Auch als Geschichtsschreiber verleugnete Friedell den Theatermenschen in sich nicht. Da er Kulturgeschichte als großartiges Weltspektakel im großen wie im kleinen erlebte, brachte er, wie auf der Bühne, nur Verdichtetes, Gesteigertes, Konzentriertes. Darum die überragende Rolle der Anekdote in seinem Hauptwerk. Friedells Kulturgeschichte ist anekdotisch und sprunghaft. So manche Schlacht bleibt un-geschildert, aber nicht die Farbe der Wämser; mancher unentbehrliche Name fehlt, aber er geht nicht ab: das Bild ist trotzdem vollständig. Eine optische Wirkung, ein Reiz des Bildlichen, Szenischen, des impressionistischen Augenfälligen geht von diesem titanischen Feuilletonismus aus.

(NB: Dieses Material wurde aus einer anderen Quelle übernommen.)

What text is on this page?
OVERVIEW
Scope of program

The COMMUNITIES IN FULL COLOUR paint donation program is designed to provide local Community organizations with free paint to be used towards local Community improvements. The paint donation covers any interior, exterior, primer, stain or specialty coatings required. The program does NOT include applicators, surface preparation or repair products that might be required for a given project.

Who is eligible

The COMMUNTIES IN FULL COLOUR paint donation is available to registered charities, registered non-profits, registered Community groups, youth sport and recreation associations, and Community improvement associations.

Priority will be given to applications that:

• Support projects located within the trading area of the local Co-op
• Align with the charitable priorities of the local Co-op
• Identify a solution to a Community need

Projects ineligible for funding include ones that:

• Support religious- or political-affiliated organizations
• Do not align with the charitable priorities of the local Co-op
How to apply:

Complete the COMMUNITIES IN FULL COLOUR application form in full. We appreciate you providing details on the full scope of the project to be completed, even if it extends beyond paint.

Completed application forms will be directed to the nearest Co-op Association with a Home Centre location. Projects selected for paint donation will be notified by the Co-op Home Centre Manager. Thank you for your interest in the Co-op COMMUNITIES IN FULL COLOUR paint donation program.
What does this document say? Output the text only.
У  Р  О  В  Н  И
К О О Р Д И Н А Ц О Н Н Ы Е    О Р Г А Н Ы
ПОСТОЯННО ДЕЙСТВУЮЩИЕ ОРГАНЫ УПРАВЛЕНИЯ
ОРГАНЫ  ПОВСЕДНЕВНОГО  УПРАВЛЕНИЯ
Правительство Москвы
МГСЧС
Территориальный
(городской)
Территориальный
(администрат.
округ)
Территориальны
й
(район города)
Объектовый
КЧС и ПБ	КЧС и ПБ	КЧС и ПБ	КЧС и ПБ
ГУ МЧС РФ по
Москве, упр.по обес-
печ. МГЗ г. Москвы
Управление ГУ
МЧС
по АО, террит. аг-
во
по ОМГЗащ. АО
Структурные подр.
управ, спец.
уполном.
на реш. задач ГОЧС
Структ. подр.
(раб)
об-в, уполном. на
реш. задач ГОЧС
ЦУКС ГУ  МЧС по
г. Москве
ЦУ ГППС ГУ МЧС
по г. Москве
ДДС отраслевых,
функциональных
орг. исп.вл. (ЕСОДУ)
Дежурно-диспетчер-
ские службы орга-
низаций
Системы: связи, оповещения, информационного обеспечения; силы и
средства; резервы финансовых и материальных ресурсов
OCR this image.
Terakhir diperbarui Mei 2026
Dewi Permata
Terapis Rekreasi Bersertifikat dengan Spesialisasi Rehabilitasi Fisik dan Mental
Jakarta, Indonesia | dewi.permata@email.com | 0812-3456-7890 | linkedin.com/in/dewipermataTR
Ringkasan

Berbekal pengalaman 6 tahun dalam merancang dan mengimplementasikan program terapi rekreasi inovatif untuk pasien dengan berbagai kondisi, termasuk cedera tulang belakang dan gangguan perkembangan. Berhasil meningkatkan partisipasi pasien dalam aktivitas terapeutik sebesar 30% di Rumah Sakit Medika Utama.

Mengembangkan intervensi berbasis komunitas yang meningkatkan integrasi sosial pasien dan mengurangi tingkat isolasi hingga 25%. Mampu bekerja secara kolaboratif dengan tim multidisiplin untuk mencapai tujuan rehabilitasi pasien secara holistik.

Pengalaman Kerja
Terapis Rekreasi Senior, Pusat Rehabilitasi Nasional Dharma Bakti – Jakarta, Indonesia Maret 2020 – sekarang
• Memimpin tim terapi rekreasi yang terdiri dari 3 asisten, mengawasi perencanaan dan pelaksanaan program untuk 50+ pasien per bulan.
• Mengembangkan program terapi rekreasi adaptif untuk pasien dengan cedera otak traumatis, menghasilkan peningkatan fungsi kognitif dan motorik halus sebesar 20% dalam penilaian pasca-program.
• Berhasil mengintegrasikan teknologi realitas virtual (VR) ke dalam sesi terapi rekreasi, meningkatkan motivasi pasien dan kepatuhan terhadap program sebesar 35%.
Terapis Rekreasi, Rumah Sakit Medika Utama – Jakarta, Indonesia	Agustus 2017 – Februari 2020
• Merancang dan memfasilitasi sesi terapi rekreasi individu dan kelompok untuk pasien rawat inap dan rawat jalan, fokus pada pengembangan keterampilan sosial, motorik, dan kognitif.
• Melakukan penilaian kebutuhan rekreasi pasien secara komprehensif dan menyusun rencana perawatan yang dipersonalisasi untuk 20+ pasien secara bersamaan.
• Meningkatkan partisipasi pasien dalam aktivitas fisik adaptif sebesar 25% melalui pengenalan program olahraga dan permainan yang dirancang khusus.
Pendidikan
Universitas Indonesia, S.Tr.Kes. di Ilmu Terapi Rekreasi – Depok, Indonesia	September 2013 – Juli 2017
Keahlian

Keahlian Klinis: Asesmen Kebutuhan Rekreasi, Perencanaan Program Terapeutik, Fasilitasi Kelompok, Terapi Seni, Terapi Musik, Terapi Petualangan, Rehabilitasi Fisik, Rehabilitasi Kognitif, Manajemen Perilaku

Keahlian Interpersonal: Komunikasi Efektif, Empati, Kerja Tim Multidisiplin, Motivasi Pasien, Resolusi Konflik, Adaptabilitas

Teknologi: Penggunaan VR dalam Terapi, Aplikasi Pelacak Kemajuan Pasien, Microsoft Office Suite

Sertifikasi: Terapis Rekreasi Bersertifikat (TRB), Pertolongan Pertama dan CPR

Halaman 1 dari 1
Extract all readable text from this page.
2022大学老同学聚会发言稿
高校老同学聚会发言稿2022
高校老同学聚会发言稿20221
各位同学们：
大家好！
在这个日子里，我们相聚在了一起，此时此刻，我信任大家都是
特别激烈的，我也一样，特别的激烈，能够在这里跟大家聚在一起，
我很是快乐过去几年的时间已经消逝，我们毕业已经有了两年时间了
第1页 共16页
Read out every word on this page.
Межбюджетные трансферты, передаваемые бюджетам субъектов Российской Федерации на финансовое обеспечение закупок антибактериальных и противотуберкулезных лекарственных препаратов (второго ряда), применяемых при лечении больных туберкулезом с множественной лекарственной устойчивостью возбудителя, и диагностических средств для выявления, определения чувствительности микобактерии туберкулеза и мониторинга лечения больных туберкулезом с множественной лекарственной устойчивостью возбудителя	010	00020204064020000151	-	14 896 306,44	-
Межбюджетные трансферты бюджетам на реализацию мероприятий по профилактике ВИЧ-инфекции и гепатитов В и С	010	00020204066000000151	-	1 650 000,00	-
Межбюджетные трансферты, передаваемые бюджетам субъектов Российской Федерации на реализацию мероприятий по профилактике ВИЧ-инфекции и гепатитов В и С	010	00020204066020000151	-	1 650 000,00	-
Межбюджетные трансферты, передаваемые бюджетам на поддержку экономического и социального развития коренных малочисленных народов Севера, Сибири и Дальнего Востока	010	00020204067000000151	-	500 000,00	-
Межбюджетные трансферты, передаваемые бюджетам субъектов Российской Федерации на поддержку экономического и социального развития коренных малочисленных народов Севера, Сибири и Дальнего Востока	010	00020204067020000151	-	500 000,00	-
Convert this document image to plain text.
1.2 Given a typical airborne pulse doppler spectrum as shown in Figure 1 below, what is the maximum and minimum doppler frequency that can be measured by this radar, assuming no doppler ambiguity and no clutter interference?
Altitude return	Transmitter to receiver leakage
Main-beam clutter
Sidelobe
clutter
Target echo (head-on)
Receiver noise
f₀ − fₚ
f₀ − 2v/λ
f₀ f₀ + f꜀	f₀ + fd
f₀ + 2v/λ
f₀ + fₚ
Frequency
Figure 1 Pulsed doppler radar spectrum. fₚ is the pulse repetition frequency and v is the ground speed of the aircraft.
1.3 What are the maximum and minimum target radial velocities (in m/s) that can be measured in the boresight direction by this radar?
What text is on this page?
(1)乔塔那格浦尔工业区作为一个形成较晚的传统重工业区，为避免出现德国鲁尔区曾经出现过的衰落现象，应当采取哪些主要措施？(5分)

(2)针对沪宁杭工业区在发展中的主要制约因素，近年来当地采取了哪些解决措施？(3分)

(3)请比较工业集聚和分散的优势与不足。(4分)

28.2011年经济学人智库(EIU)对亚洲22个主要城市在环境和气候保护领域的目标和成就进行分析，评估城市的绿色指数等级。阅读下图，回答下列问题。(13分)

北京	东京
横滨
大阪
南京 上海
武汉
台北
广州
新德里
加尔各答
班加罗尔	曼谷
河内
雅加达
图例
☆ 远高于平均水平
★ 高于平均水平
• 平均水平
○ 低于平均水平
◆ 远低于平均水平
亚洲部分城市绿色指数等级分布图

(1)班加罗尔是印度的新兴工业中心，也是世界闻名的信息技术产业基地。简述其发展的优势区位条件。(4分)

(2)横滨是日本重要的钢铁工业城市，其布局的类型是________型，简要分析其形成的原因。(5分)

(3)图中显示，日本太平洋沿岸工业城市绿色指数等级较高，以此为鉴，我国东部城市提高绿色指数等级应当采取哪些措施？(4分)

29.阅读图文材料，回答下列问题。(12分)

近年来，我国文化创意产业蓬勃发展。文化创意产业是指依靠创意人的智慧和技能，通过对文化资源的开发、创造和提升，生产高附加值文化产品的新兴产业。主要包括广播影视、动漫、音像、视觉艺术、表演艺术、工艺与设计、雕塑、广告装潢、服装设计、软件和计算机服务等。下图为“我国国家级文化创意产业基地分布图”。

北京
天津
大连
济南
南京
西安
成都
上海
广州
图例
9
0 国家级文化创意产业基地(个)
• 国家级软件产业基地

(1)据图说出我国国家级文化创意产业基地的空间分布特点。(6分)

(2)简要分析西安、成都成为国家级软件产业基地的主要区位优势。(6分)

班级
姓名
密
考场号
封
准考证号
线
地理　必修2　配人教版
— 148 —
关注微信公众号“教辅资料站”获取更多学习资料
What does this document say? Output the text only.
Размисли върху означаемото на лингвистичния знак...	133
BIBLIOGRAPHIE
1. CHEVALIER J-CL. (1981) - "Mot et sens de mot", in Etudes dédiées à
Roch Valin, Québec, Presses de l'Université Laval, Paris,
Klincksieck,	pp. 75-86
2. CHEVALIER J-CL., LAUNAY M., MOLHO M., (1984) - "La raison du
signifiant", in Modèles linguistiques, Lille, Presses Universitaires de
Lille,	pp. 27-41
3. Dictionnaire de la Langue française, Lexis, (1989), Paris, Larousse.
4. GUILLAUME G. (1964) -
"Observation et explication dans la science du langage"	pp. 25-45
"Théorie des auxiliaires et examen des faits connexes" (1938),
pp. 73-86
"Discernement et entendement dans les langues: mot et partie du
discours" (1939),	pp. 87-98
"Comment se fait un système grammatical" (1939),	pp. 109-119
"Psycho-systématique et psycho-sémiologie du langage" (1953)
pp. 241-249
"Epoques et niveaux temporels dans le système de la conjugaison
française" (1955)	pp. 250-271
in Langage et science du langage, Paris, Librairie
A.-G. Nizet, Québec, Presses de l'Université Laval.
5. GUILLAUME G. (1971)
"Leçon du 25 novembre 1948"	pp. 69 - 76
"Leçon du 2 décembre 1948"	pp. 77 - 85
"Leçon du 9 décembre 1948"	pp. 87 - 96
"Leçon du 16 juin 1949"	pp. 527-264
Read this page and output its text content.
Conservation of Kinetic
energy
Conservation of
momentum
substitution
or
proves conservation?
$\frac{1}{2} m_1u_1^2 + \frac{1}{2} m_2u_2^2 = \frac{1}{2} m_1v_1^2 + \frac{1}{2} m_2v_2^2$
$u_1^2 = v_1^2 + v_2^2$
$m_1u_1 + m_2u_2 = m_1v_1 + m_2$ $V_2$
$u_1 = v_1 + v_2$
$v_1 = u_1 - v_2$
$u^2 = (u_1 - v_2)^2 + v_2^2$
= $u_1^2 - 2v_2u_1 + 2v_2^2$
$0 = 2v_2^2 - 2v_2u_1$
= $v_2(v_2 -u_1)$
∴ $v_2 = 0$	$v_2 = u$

Das deutsche Original der Kulturgeschichte der Neuzeit war Max Reinhardt gewidmet, die englische Ausgabe Bernard Shaw. Der 1936 erschienene erste (großartige) Band der Kulturgeschichte des Altertums — Leben und Legende der vorchristlichen Seele trug die Widmung: Für Knut Hamsun. Der dankte mit den Worten: „Die Widmung Ihres Buches ehrt mich mehr als der Nobelpreis.“ Im Jänner 1938 feierte Friedell seinen 60. Geburtstag. Er ließ sich ehren und unterbrach die Arbeit am zweiten Band der „Kulturgeschichte des Altertums“ (sie ist erst 1949 aus seinem Nachlaß als Kulturgeschichte Griechenlands erschienen).

Anfangs glaubte Friedell, man werde im nationalsozialistisch gewordenen Deutschland seine jüdische Abstammung tolerieren und seinen Büchern Verständnis entgegenbringen. Allmählich aber verfolgte er die Vorgänge drüben mit entschiedener Ablehnung und Sorge; auch seine Bücher waren inzwischen verboten worden. Am 16. März 1938 betraten SA-Männer sein Haus. Als Friedell seinen Namen nennen hörte, ging er ans Fenster, warnte vorher noch Passanten unter seinem Fenster und stürzte sich hinunter. Er war auf der Stelle tot und fast ohne äußere Verletzungen geblieben.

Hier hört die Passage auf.